16S having 1 pair of primer
18S having 1 pair of primer
ITS having 1 pair of primer
COI having 2 pairs of primers
Chloroplast having 3 pairs of primers
Given that, I need to separate the reads and make 5 independent fastq files from each fastq file. Is there a way in qiime2 where I can extract the reads based on primers? or any other method to accurately pull the respective reads?
I am not sure how to handle this but what I would try:
Import samples to Qiime2
Use cutadapt to trimm primers with "--p-discard-untrimmed" and (optionally) "--p-minimum-length" parameters. The idea is that cutadapt will discard any sequence without primers, and if you run it for each primer set you used, it will do the job.

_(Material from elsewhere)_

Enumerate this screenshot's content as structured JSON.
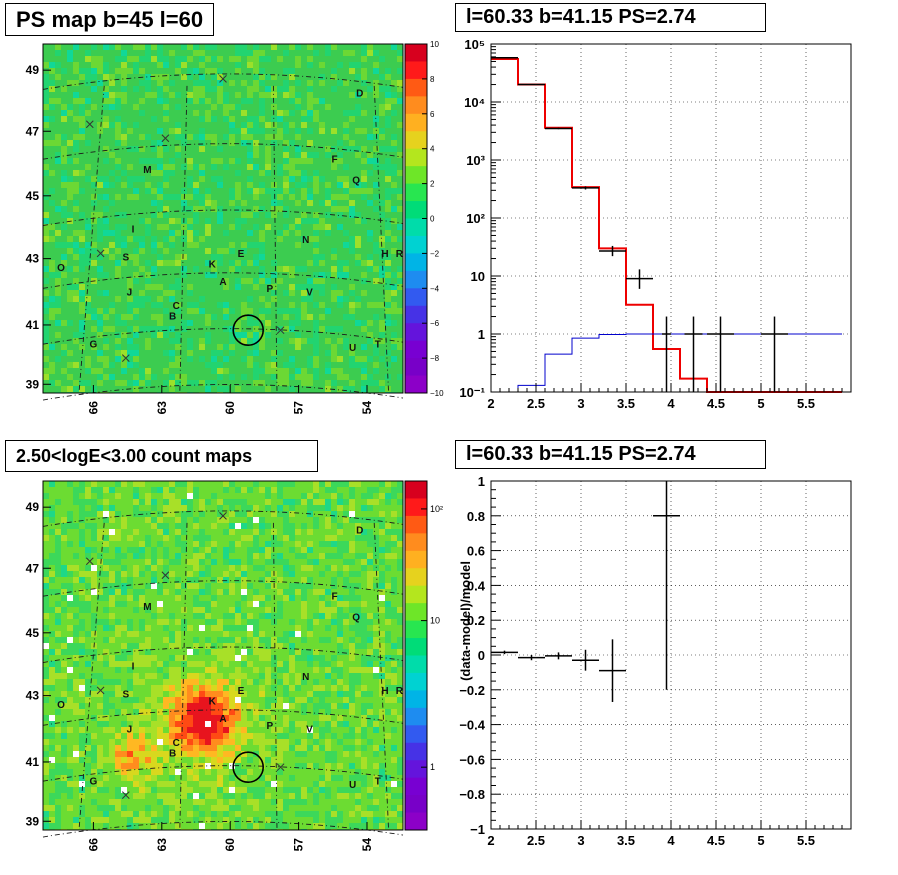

PS. To all: Please feel free to jump in with better suggestions. I am also curious.
I step in just to say I agree with @timanix - the easiest option here is to use q2-cutadapt.
Also, I see here that your idea is to have one FASTQ file for COI (including amplicons derived from both primer sets) and another FASTQ file for Chloroplast (inlcuding the three amplicons):
I think each amplicon should be treated separately. So you would end up with 8 groups instead of 5, one for each primer set.
If you still want to merge amplicons, you can always use qiime feature-table merge and qiime feature-table merge-seqs once you build your feature table (suggested by @llenzi - thanks for that!).
I want to add that if you merge amplicons from different primer sets and decide to get beta diversity PCoA, don't be surprised if you get a Y shape or see samples clustering to an almost perfect line. Different primers produce different amplicons, which will be denoised to different ASVs, excluding overlaps between different sets of primers.